In such a hostile environment, growing in their new identity as a Christian is not easy and many new converts face losing their friends and family, Dabour explained.

With persecution occurring daily across the region, becoming a Christian is a "serious decision."

"There are two things about Christianity that we teach people – that it gives you salvation and a lot of joy with it, and persecution," he said. "Persecution is a basic teaching in our church."

Despite the difficulties, the church continues to teach converts the truth that Jesus is the only way.

"It is a hostile environment [and] a daily challenge for Christians with a new identity from a Muslim background," he noted.

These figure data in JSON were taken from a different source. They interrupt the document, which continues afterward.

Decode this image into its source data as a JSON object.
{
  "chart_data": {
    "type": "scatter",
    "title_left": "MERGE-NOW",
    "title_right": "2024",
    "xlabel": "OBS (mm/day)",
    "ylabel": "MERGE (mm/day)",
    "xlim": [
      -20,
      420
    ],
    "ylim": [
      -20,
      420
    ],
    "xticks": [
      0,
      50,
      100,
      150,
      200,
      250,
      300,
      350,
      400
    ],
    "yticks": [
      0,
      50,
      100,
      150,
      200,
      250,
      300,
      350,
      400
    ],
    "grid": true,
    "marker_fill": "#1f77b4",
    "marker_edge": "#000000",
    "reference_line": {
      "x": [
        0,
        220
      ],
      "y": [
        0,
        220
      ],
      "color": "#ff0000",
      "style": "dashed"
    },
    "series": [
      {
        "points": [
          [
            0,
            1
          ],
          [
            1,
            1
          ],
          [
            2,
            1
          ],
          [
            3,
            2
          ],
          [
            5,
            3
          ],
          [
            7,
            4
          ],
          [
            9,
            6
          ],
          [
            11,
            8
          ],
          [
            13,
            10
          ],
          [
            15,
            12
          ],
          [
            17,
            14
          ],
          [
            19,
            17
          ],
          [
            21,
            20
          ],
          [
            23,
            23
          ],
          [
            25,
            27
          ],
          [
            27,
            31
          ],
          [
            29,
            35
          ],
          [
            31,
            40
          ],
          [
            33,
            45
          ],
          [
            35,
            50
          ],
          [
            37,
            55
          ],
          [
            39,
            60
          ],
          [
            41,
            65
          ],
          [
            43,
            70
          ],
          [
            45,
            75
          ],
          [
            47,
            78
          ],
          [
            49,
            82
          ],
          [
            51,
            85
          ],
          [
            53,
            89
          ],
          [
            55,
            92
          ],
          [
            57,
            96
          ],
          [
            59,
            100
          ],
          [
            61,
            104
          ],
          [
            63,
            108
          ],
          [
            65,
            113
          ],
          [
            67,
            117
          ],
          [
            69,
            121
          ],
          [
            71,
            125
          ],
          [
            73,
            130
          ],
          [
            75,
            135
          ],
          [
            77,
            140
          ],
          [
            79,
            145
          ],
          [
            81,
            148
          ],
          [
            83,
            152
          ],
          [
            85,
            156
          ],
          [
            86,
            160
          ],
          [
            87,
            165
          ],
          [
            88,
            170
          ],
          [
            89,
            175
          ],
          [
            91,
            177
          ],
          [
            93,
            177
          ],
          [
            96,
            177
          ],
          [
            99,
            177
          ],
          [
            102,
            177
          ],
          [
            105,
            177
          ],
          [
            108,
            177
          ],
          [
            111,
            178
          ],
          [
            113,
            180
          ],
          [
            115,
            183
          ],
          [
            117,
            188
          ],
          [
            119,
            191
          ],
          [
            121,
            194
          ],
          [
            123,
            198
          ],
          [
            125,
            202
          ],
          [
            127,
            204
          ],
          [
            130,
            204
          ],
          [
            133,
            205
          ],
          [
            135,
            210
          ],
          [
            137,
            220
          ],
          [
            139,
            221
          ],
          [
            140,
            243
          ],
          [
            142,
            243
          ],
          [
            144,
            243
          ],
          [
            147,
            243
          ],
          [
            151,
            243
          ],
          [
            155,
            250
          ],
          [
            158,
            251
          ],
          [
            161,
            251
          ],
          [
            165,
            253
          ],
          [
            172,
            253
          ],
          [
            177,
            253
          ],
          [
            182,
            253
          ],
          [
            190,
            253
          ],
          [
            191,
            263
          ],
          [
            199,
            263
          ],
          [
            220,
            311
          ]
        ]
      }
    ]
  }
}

More than 4,000 Christian leaders are in Cape Town, South Africa, this week for the Third Lausanne Congress on world evangelization. Tuesday night's session addressed the challenges faced by believers living in regions where conflict or persecution is a part of everyday life.

Also addressing the Congress was Rajael Achi, who serves in children's ministry in Lebanon.

He said children were exposed to violence and fear in the face of ongoing unrest in the country and entire Middle East region.

"Many people have lost hope in a good future in the country and want to leave. The children dream of leaving as they grow up," Achi said.

Although many families and children are choosing to leave Lebanon and the church, Achi is desperate to see those who remain in the country come to know Christ as their Lord and Savior.

The conditions for evangelism are favorable but he believes Christians must make the most of the opportunities.

"The Lord has given us freedom of worship and of ministry outreach and evangelism that we need to make use of," he said. "If we want a better future for Lebanon, if we want better leaders for Lebanon we need to start now in reaching out to children."

He continued, "There are no unreached children in Lebanon. Every child is reached. But if they are not reached by the Gospel something else will reach them."